Ainsi, si j’exerce encore mon libre arbitre, c’est sur des informations plus rares mais plus essentielles (je ne suivrai pas Nietzsche dans sa qualification de ‘plus mauvaises’). Finalement, je ne risque pas l’infobésité – ai-je besoin de traduire ce néologisme apparu dès le début des années 1960, pour bien-sûr signifier… la surcharge informationnelle ? Non, je ne risque pas l’infobésité: la Nature nous a dotés d’une connexion téléphonique bas débit et non d’une fibre optique pour transmettre l’information pertinente au siège conscient de notre psyché.
"Ouf!", je n’ai pas non plus l’opportunité ou le devoir de prendre des décisions toutes les deux secondes.
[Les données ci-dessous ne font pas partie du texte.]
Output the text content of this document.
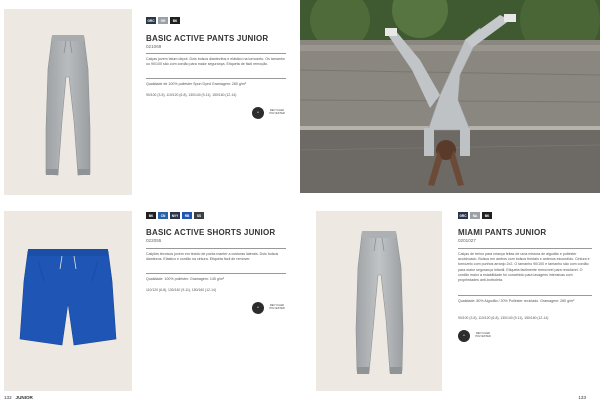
GRC	GR	BK
BASIC ACTIVE PANTS JUNIOR
021069
Calças jovem fatum depot. Dois bolsos diantezitos e elástico na tornozelo. Os tamanho ou 90/100 são com cordão para maior segurança. Etiqueta de fácil remoção.
Qualidade de 100% poliéster Spun Dyed Gramagem: 280 g/m²
90/100 (3-5), 110/120 (6-8), 130/140 (9-11), 150/160 (12-14)
♻
RECYCLED POLYESTER
BK	CN	NVY	RB	SS
BASIC ACTIVE SHORTS JUNIOR
022055
Calções técnicos jovem em tecido de ponta manter a costuras laterais. Dois bolsos diantezos. Elástico e cordão na cintura. Etiqueta fácil de remover.
Qualidade: 100% poliéster. Gramagem: 145 g/m²
110/120 (6-8), 130/140 (9-11), 150/160 (12-14)
♻
RECYCLED POLYESTER
132 JUNIOR
GRC	NA	BK
MIAMI PANTS JUNIOR
0201027
Calças de treino para criança feitas de uma mistura de algodão e poliéster acolchoado. Bolsos em ambos com bolsos frontais e antenos escondido. Cintura e tornozelo com punhos arranjo 2x2. O tamanho 90/100 e tamanho são com cordão para maior segurança infantil. Etiqueta facilmente removível para reciclável. O cordão maior a estabilidade foi concebido para lavagens intensivas com propriedades anti-borboleta.
Qualidade: 80% Algodão / 20% Poliéster reciclado. Gramagem: 280 g/m²
90/100 (3-5), 110/120 (6-8), 130/140 (9-11), 150/160 (12-14)
♻
RECYCLED POLYESTER
133
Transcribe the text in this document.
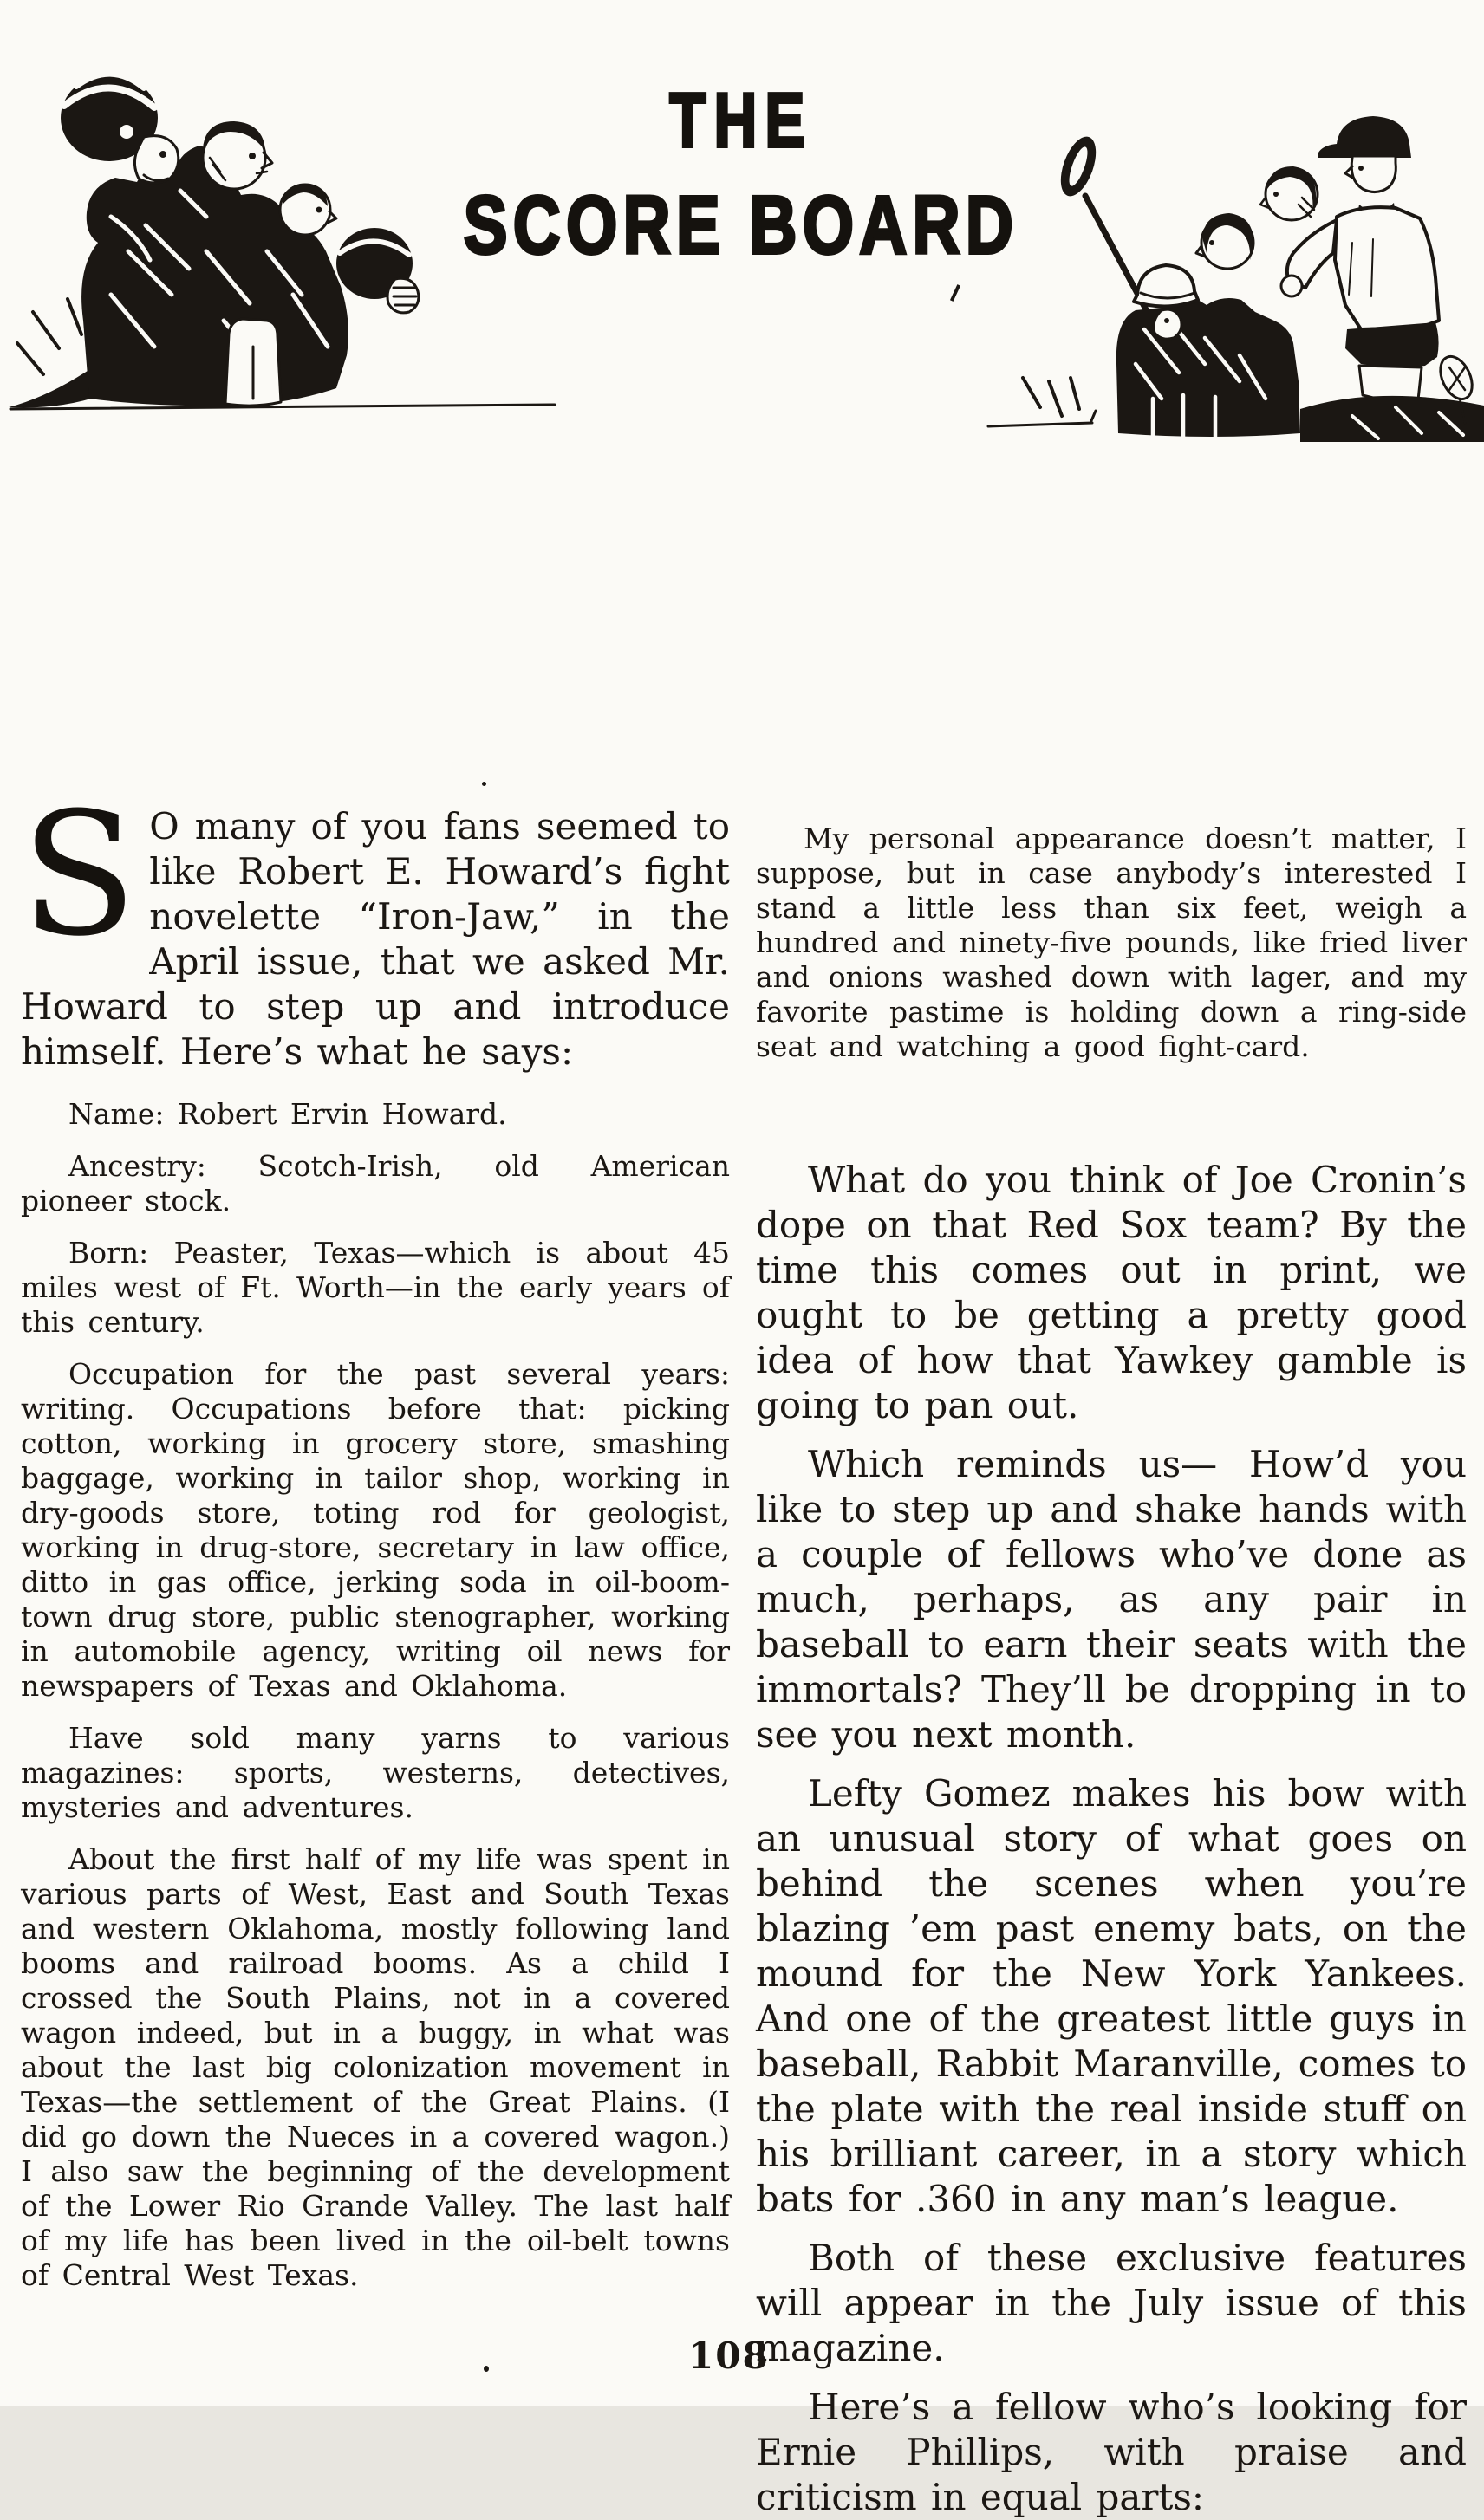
THE
SCORE BOARD

S O many of you fans seemed to like Robert E. Howard’s fight novelette “Iron-Jaw,” in the April issue, that we asked Mr. Howard to step up and introduce himself. Here’s what he says:

Name: Robert Ervin Howard.

Ancestry: Scotch-Irish, old American pioneer stock.

Born: Peaster, Texas—which is about 45 miles west of Ft. Worth—in the early years of this century.

Occupation for the past several years: writing. Occupations before that: picking cotton, working in grocery store, smashing baggage, working in tailor shop, working in dry-goods store, toting rod for geologist, working in drug-store, secretary in law office, ditto in gas office, jerking soda in oil-boom-town drug store, public stenographer, working in automobile agency, writing oil news for newspapers of Texas and Oklahoma.

Have sold many yarns to various magazines: sports, westerns, detectives, mysteries and adventures.

About the first half of my life was spent in various parts of West, East and South Texas and western Oklahoma, mostly following land booms and railroad booms. As a child I crossed the South Plains, not in a covered wagon indeed, but in a buggy, in what was about the last big colonization movement in Texas—the settlement of the Great Plains. (I did go down the Nueces in a covered wagon.) I also saw the beginning of the development of the Lower Rio Grande Valley. The last half of my life has been lived in the oil-belt towns of Central West Texas.

My personal appearance doesn’t matter, I suppose, but in case anybody’s interested I stand a little less than six feet, weigh a hundred and ninety-five pounds, like fried liver and onions washed down with lager, and my favorite pastime is holding down a ring-side seat and watching a good fight-card.

What do you think of Joe Cronin’s dope on that Red Sox team? By the time this comes out in print, we ought to be getting a pretty good idea of how that Yawkey gamble is going to pan out.

Which reminds us— How’d you like to step up and shake hands with a couple of fellows who’ve done as much, perhaps, as any pair in baseball to earn their seats with the immortals? They’ll be dropping in to see you next month.

Lefty Gomez makes his bow with an unusual story of what goes on behind the scenes when you’re blazing ’em past enemy bats, on the mound for the New York Yankees. And one of the greatest little guys in baseball, Rabbit Maranville, comes to the plate with the real inside stuff on his brilliant career, in a story which bats for .360 in any man’s league.

Both of these exclusive features will appear in the July issue of this magazine.

Here’s a fellow who’s looking for Ernie Phillips, with praise and criticism in equal parts:

108
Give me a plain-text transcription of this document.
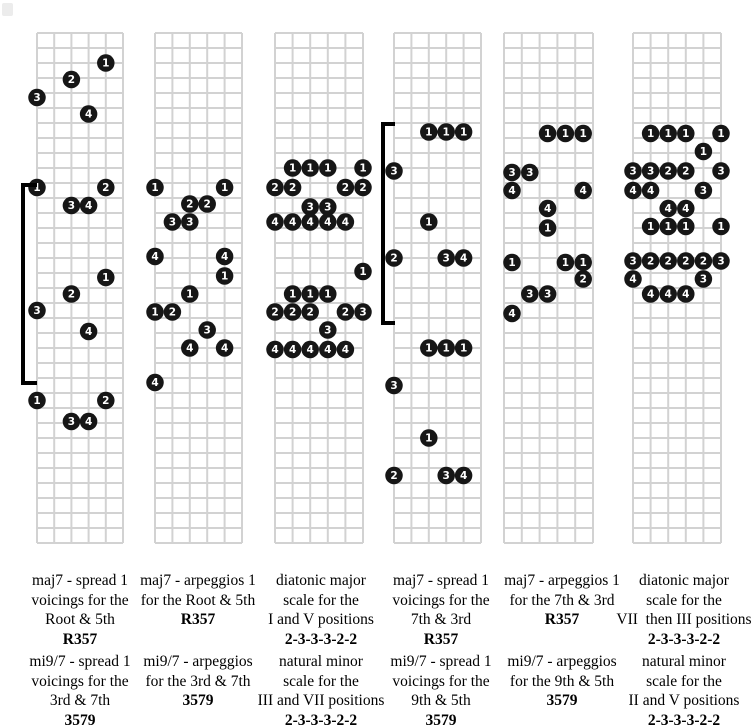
1
2
3
4
1	2
3 4
1
2
3
4
1	2
3 4
1	1
2 2
3 3
4	4
1
1
1 2
3
4	4
4
1 1 1	1
2 2	2 2
3 3
4 4 4 4 4
1
1 1 1
2 2 2	2 3
3
4 4 4 4 4
1 1 1
3
1
2	3 4
1 1 1
3
1
2	3 4
1 1 1
3 3
4	4
4
1
1	1 1
2
3 3
4
1 1 1	1
1
3 3 2 2	3
4 4	3
4 4
1 1 1	1
3 2 2 2 2 3
4	3
4 4 4
maj7 - spread 1
voicings for the
Root & 5th
R357
maj7 - arpeggios 1
for the Root & 5th
R357
diatonic major
scale for the
I and V positions
2-3-3-3-2-2
maj7 - spread 1
voicings for the
7th & 3rd
R357
maj7 - arpeggios 1
for the 7th & 3rd
R357
diatonic major
scale for the
VII  then III positions
2-3-3-3-2-2
mi9/7 - spread 1
voicings for the
3rd & 7th
3579
mi9/7 - arpeggios
for the 3rd & 7th
3579
natural minor
scale for the
III and VII positions
2-3-3-3-2-2
mi9/7 - spread 1
voicings for the
9th & 5th
3579
mi9/7 - arpeggios
for the 9th & 5th
3579
natural minor
scale for the
II and V positions
2-3-3-3-2-2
Toutes les deux secondes, mon moi reçoit deux fois 77 bits, soit 154 bits d’information. Il suffit que la Nature nous les ait codés dans le même langage[5] que celui utilisé par nos processeurs modernes, pour que l’on comprenne que ce ‘moi’ conscient ne peut pas recevoir des informations riches, pertinentes, essentielles et contextuelles, sur lesquelles une décision est à prendre… toutes les deux secondes.
« Ouf!», me dis-je à nouveau, bien que je comprends une chose: je suis en train de démontrer une forme de déchéance humaine. Non seulement je ne peux exercer mon libre arbitre que sur un fragment très partiel de toutes les informations que mon cerveau doit traiter, enregistrer, transmettre, mais je ne l’exerce peut-être même plus aux moments les plus essentiels pour ‘moi’.
« Que suis-je en train de devenir ? Poursuis l’étude du moi, mon ami ; tu seras ainsi fixé…»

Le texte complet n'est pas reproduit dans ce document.